Keywords: building, capacity, risk, tsunami, vulnerability
Abstrak
Penelitian mengenai bencana tsunami di Banten masih sedikit padahal Banten sangat rawan gempa bumi dan adanya Gunungapi Anak Krakatau yang masih aktif sebagai pemicu tsunami. Penilaian kerentanan bangunan dan kapasitas penting dilakukan untuk mengurangi risiko timbulnya korban jiwa dan kerusakan yang besar akibat tsunami. Penelitian ini bertujuan untuk menilai tingkat kerentanan bangunan terhadap tsunami, menganalisis potensi risiko kerusakan bangunan akibat bencana tsunami serta mengetahui kapasitas masyarakat dalam menghadapi tsunami. Pengumpulan data dilakukan dengan survei ke lapangan untuk mendapatkan data koordinat dan jenis bangunan, kondisi pertahanan pantai dan ketinggian genangan.
Penyebaran kuesioner dan wawancara juga dilakukan untuk mendapatkan data kapasitas masyarakat. Olah data menggunakan Excel, Utmgeomap, Arcmap serta SPSS. Hasil studi menyimpulkan bahwa dari total 647 di Desa Pejamben memiliki tingkat kerentanan bervariasi yaitu kerentanan sedang (500unit), tinggi (142unit) dan sangat tinggi (5unit). Potensi risiko kerusakan bangunan tertinggi adalah rusak sedang (75%) dari total bangunan, rusak berat 22%, rusak ringan 5% dan hancur total 1%. Hasil Analisa kapasitas masyarakat dalam menghadapi bencana tsunami termasuk kategori baik dengan indeks pengetahuan sebesar 77%.
Kata Kunci: bangunan, kapasitas, risiko, tsunami, kerentanan
1. Pendahuluan
Banten tidak hanya merupakan daerah destinasi wisata pantai yang banyak dikunjungi, akan tetapi juga merupakan daerah yang rawan bencana alam. Dalam lima tahun terakhir, kejadian bencana banjir saat musim penghujan dan kekeringan saat musim kemarau cukup sering terjadi, begitupula dengan gempa bumi yang dampaknya sangat mengganggu kehidupan dan penghidupan masyarakat. Selain itu, Banten tepatnya di Pandeglang juga pernah terjadi tsunami akibat longsoran Gunungapi Anak Krakatau di bawah perairan Selat Sunda pada akhir Tahun 2018 yang menyebabkan timbulnya korban jiwa, kerugian serta kerusakan yang besar. Dapat dikatakan semua kejadian tsunami yang pernah terjadi di berbagai tempat selalu menimbulkan akibat yang besar dan memerlukan waktu yang cukup lama untuk pemulihan.

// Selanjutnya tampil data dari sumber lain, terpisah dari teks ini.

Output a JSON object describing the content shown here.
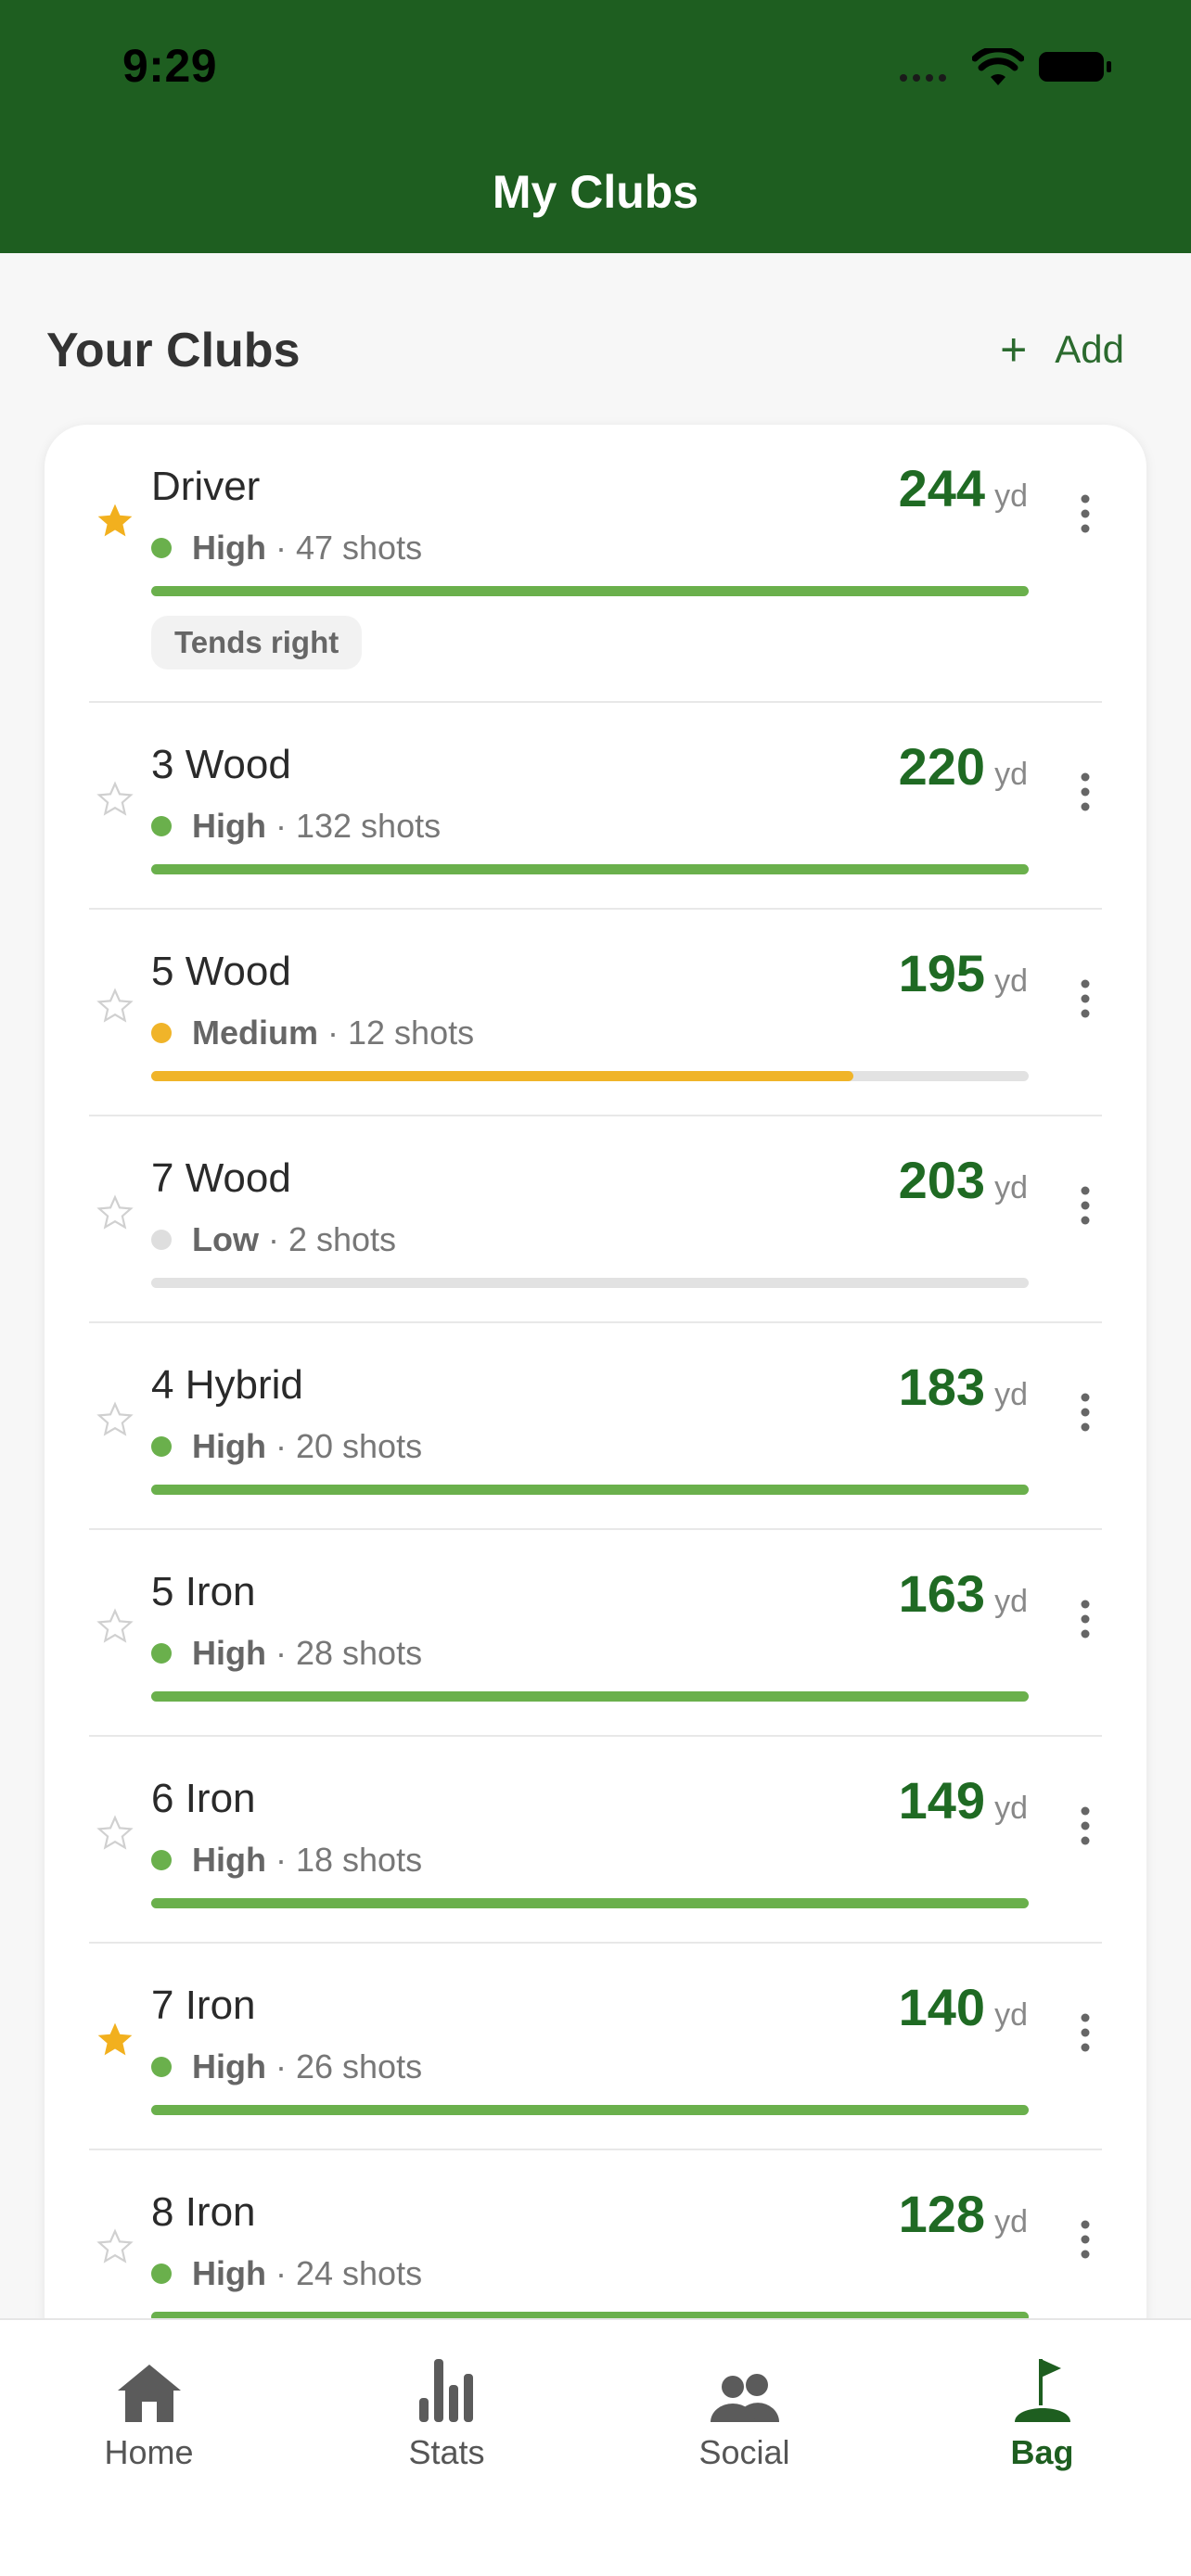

Salah satu langkah awal pengurangan risiko bencana adalah memperkirakan potensi risiko kerusakan bangunan. Seperti yang diketahui bahwa risiko bencana terdiri dari dua faktor yaitu adalah fungsi dari ancaman (hazard) dan kerentanan (vulnerability) [1]. Kajian risiko bencana juga dapat menggunakan
pendekatan fungsi dari ancaman, kerentanan dan kapasitas [2] [3]. Dengan kata lain, selain ancaman bencana itu sendiri, perlu diketahui bagaimana tingkat kerentanan serta kapasitas masyarakat dalam menghadapi bencana. Dalam tinjauan kebencanaan, dikenal berbagai macam kerentanan yang salah satunya adalah kerentanan bangunan. Kerentanan bangunan menunjukkan keadaan/kondisi suatu bangunan mudah rusak akibat suatu bencana sehingga tidak dapat digunakan sebagaimana mestinya [4]. Penilaian kerentanan sangat bermanfaat dalam untuk mengevaluasi risiko akibat tsunami [5].

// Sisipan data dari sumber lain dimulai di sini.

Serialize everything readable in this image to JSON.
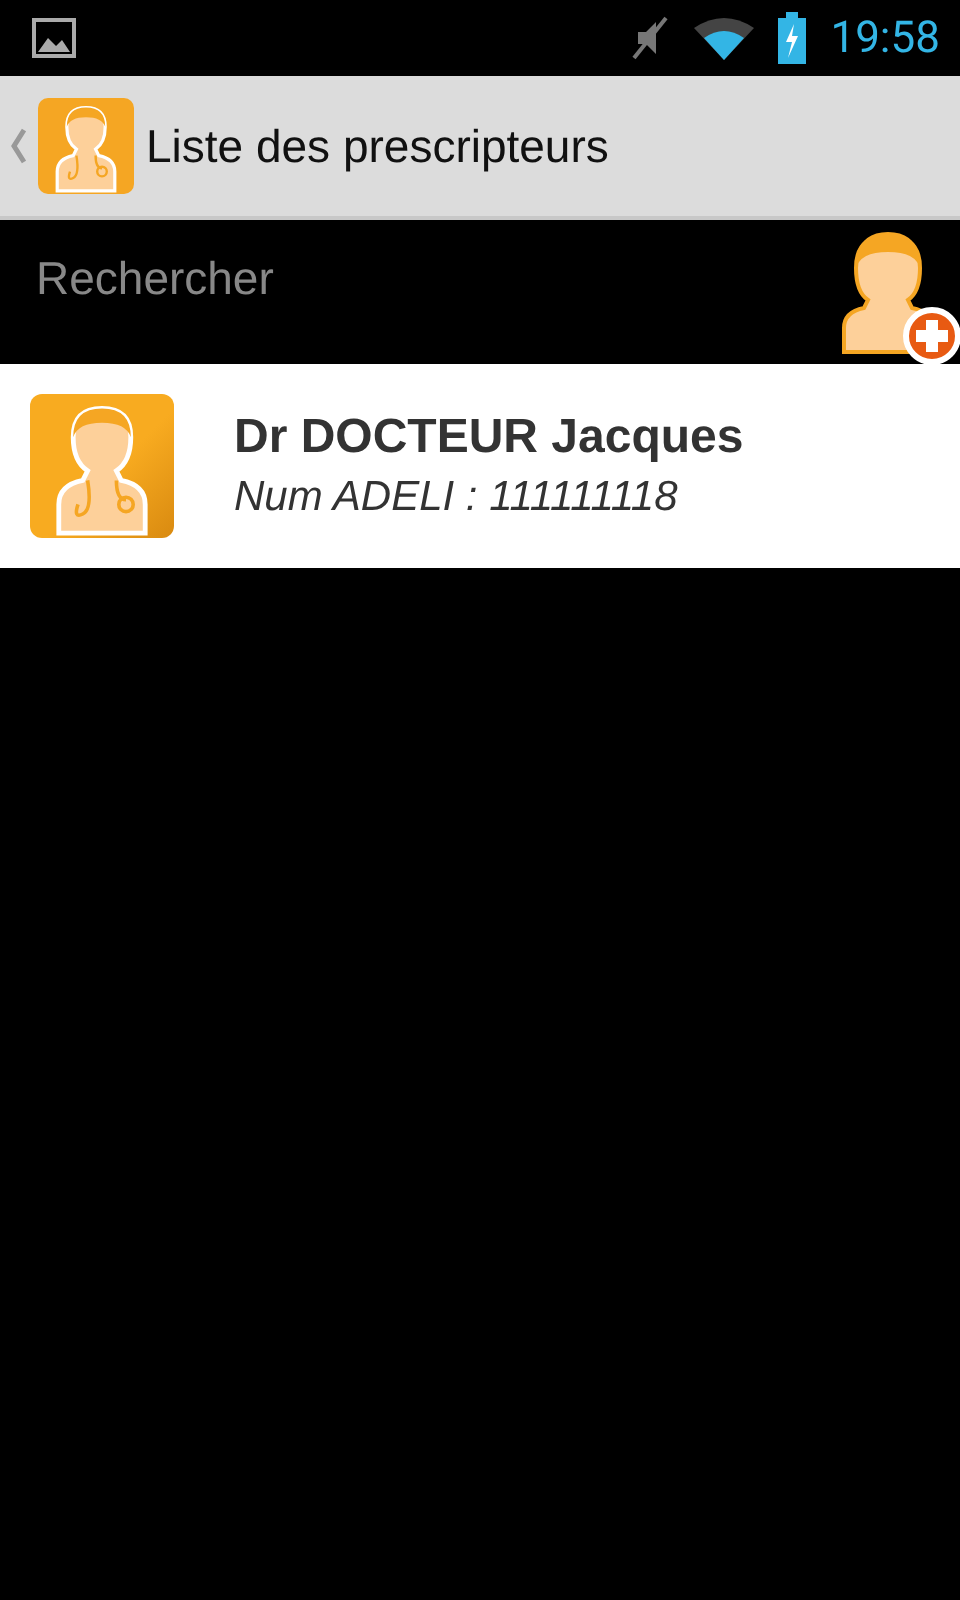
{
  "status_bar": {
    "time": "19:58"
  },
  "action_bar": {
    "title": "Liste des prescripteurs"
  },
  "search": {
    "placeholder": "Rechercher"
  },
  "prescribers": [
    {
      "name": "Dr DOCTEUR Jacques",
      "adeli": "Num ADELI : 111111118"
    }
  ]
}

Di Aceh, Febrianti dan Safriani (2016) meneliti tingkat kerentanan terhadap tsunami di Desa Kuta Padang Aceh Barat. Hasil penelitiannya menyimpulkan dari lima dusun, Dusun Seulawah memiliki kerentanan sangat tinggi yaitu 95,65% dan Dusun Singgah Mata dengan kerentanan paling rendah sebesar 34,78% [6]. Soviana dkk (2019), dalam penelitiannya di Kuta Alam Banda Aceh memberikan hasil bahwa kerentanan bangunan di lokasi tersebut bervariasi dari sangat tinggi, tinggi, sedang dan rendah [7]. Kedua penelitian ini menggunakan metode BTV (Building Tsunami Vulnerability). Sementara Nisaa dkk (2019) meneliti kerentanan bangunan menggunakan model PTVA-4 di wilayah Pesisir Batuhiu Pangandaran, dengan hasil bahwa jumlah bangunan yang berpotensi mengalami kerusakan berat sebanyak 50% dari total seluruh bangunan [8].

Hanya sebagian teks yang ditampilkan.